Together, these capabilities support a pricing approach that’s both data-informed and brand-aware–allowing retailers to move decisively, not defensively.
3. Inventory Intelligence
Objective: Balance stock levels more accurately and reduce risk tied to higher unit costs.
As landed costs rise, the margin for inventory mistakes narrows. Holding too much ties up capital; holding too little risks lost sales. Retailers need more accurate, agile planning to stay balanced.
Forecasting platforms like Syrup Tech use AI to predict demand at a more granular level—down to individual SKUs and store locations. These tools help retailers match supply to demand more dynamically, protecting working capital without compromising responsiveness.
To support inventory decision-making at a more structural level, platforms like o9 Solutions enable “what-if” scenario planning–modelling how changes in sourcing routes, lead times, or tariff structures could affect stock availability, cost-to-serve and fulfilment speed. This enables smarter calls on where to hold stock, when to reorder and how to adapt inventory flows to shifting logistics realities.
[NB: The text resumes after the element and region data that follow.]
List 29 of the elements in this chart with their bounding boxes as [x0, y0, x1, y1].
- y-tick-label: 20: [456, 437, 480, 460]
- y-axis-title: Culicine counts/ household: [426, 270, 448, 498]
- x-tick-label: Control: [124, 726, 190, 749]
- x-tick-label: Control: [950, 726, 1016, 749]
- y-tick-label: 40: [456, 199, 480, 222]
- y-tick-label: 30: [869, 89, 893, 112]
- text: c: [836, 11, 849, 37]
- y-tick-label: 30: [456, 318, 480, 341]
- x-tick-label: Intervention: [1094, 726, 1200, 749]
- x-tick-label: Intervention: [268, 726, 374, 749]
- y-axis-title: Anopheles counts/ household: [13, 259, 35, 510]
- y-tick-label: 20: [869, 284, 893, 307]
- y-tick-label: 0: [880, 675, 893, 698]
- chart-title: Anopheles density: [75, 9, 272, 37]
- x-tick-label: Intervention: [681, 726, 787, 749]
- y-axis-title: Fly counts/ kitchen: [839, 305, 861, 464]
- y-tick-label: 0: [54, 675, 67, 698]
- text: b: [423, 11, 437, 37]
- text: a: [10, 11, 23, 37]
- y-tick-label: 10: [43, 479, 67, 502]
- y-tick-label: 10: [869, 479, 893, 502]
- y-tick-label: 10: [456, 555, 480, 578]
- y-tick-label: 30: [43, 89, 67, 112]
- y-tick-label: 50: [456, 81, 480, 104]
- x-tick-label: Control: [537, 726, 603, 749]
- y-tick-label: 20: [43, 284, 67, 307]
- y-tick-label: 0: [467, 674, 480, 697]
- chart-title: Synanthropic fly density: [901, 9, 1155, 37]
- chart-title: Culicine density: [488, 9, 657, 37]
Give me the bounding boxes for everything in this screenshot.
Retailers will also benefit from leveraging consumer insight tools–such as sentiment analysis platforms and digital twins—to stay closer to evolving demand. These technologies can surface behavioural signals that guide SKU rationalisation, new product bets and replenishment decisions. As price sensitivity increases and preferences shift, aligning inventory with real-world demand becomes even more critical.
Prioritising for Impact
The full impact of the US tariffs will take time to unfold–and so will the most effective response. Not every solution will make sense for every business, especially as levels of US exposure, supply chain maturity, and internal capabilities vary widely.
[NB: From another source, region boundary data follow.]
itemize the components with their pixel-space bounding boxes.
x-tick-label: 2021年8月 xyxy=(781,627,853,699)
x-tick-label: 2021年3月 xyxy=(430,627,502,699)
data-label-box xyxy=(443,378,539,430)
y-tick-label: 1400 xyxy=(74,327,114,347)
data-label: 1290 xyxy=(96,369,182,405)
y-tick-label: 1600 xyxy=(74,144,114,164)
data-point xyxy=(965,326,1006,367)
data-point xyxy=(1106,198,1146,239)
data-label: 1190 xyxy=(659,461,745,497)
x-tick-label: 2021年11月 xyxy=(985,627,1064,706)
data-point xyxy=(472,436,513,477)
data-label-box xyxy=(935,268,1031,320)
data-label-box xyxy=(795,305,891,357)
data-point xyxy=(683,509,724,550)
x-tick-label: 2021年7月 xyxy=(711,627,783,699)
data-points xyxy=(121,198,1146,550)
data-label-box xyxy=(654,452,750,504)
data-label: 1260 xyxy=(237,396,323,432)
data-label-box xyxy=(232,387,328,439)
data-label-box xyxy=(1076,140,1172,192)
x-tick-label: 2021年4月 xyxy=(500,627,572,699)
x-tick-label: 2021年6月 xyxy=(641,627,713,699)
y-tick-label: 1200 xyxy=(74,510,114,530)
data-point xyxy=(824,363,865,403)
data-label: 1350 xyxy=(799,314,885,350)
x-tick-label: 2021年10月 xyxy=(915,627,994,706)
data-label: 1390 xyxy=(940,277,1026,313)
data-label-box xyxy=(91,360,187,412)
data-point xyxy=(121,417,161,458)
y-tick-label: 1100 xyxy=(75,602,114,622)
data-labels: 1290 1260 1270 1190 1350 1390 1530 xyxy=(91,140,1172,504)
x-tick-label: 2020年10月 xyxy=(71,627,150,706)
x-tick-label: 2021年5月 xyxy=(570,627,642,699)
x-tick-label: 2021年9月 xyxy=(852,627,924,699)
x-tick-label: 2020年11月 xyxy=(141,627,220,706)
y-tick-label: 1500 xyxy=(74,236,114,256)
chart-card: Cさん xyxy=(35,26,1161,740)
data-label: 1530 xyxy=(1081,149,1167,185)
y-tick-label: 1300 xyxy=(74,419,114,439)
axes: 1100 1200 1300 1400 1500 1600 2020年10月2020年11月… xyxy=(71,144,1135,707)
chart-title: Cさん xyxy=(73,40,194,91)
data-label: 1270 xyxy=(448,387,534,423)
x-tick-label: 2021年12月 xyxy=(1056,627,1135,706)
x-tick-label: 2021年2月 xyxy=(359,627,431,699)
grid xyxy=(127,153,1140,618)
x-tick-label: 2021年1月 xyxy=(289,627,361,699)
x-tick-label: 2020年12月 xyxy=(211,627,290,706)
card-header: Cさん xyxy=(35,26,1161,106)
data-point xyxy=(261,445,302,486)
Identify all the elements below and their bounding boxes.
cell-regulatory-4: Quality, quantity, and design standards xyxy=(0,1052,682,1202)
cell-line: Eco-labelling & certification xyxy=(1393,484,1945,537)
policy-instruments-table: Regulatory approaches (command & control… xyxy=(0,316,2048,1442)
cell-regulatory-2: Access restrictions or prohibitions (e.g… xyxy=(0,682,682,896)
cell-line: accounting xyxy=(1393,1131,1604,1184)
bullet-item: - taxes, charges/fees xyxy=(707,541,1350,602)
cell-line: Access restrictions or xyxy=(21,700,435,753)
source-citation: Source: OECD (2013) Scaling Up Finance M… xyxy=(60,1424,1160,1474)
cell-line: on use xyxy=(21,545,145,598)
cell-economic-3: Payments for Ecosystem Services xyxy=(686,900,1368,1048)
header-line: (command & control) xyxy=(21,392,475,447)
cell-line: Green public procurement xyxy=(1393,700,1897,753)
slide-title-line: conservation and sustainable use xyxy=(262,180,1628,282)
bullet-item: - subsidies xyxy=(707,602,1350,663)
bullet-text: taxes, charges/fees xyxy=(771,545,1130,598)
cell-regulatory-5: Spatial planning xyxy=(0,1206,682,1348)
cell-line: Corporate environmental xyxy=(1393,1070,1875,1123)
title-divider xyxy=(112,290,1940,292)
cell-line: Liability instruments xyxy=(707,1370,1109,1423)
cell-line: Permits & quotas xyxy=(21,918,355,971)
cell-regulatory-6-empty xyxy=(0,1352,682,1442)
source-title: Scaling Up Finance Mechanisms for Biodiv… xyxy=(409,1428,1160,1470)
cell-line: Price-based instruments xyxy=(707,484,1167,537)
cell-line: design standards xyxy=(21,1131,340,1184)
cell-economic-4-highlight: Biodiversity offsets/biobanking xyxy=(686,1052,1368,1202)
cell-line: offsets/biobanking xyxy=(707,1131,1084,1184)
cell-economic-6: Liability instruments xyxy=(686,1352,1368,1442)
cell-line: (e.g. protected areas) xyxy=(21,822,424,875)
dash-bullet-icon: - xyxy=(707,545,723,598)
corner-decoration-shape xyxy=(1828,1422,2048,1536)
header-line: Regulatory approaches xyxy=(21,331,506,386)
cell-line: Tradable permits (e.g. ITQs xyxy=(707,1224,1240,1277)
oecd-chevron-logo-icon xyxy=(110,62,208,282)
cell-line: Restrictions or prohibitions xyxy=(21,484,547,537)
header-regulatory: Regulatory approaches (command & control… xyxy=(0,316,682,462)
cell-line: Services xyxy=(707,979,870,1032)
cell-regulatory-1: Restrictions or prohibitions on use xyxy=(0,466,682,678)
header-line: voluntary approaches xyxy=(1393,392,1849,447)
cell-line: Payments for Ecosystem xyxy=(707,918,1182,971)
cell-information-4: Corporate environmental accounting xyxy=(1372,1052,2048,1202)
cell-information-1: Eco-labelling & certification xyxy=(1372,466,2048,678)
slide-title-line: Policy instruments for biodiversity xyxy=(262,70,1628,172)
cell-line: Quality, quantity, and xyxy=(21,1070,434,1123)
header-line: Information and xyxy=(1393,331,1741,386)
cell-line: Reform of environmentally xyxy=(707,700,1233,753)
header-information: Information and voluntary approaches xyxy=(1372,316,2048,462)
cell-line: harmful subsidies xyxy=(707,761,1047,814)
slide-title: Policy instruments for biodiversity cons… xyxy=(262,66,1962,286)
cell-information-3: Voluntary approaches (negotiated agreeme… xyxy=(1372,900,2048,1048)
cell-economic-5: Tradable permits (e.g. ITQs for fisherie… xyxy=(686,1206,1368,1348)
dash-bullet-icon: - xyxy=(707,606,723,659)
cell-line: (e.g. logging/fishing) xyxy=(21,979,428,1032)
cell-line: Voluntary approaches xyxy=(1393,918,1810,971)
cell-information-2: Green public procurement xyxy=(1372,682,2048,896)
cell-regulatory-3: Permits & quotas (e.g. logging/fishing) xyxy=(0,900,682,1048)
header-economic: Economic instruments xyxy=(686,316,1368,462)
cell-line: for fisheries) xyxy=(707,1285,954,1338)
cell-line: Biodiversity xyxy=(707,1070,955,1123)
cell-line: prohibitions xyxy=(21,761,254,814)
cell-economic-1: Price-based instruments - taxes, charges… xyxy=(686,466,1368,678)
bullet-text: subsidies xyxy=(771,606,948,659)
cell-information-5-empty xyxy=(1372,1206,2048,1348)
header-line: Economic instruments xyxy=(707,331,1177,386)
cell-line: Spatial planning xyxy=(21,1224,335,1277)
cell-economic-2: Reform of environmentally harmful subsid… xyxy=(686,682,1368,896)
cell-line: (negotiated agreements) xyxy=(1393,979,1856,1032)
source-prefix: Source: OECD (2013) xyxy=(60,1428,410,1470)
Retailers should start by mapping where tariffs will bite hardest: product lines with high US volume, tight margins, or tariff-sensitive inputs. From there, quick wins often come from improving visibility (e.g., tariff classification and pricing simulations) and building responsiveness into sourcing and inventory planning.
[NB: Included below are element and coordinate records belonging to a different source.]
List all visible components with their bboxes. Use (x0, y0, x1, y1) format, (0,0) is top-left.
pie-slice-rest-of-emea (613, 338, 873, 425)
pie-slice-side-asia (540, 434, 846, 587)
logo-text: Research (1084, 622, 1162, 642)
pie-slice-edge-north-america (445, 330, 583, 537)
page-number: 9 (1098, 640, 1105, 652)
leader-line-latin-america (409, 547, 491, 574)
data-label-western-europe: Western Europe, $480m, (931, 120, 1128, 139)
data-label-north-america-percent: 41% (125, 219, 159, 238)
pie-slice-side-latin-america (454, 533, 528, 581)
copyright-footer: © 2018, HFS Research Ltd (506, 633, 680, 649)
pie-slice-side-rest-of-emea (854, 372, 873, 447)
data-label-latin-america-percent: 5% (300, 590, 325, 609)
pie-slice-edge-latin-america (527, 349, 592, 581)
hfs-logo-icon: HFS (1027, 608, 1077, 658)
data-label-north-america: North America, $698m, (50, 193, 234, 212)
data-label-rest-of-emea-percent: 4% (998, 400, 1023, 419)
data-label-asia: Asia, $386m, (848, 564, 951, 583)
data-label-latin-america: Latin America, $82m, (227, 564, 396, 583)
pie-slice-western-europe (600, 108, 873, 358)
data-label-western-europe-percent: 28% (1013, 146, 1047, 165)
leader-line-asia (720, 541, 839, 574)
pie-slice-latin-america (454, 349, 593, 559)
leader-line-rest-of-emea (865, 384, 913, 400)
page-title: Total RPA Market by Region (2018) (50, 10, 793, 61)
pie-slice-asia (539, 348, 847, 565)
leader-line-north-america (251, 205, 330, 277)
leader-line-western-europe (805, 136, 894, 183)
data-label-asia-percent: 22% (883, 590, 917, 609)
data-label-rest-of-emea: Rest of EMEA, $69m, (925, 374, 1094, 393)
Importantly, many of these technologies can be tested in ways that integrate with core, existing systems–without requiring a major tech overhaul. The priority is less about tech for tech’s sake–and more about targeting operational pain points where faster decisions or smarter trade-offs can meaningfully protect margin from day one.
Looking Ahead: From Response to Readiness
With US trade policy becoming increasingly unpredictable–underscored by recent tariff reversals and the potential for further regulatory shifts–agility is no longer optional. Retailers who build flexibility into their operations now will be best positioned to adapt to whatever comes next.
These tools don’t just help retailers weather short-term disruption–they lay the foundation for more adaptive, insight-led decision-making.
Tariffs are just one pressure in a broader shift: toward a more fragmented, compliance-heavy global trade environment where agility and traceability are becoming non-negotiable. Retailers will need to demonstrate product origin, ESG credentials, and regulatory compliance–not just to clear customs, but to unlock exemptions, build trust, and future-proof access to key markets.
Platforms like Watr, which use blockchain infrastructure to create decentralised, verifiable product records, point to what this next chapter might look like—enabling traceability from source to shelf and helping retailers respond to regulatory demands with greater confidence and speed.
For UK retailers, this may also mean rethinking their broader US approach. Some may find that direct-to-consumer models offer better economics than wholesale under the new tariff regime. Others may look to US-based production partnerships that combine British design with domestic fulfilment.
Technology won’t erase the challenge, but it offers the visibility, control and strategic agility to respond on your own terms. And in today’s environment, that’s a decisive advantage.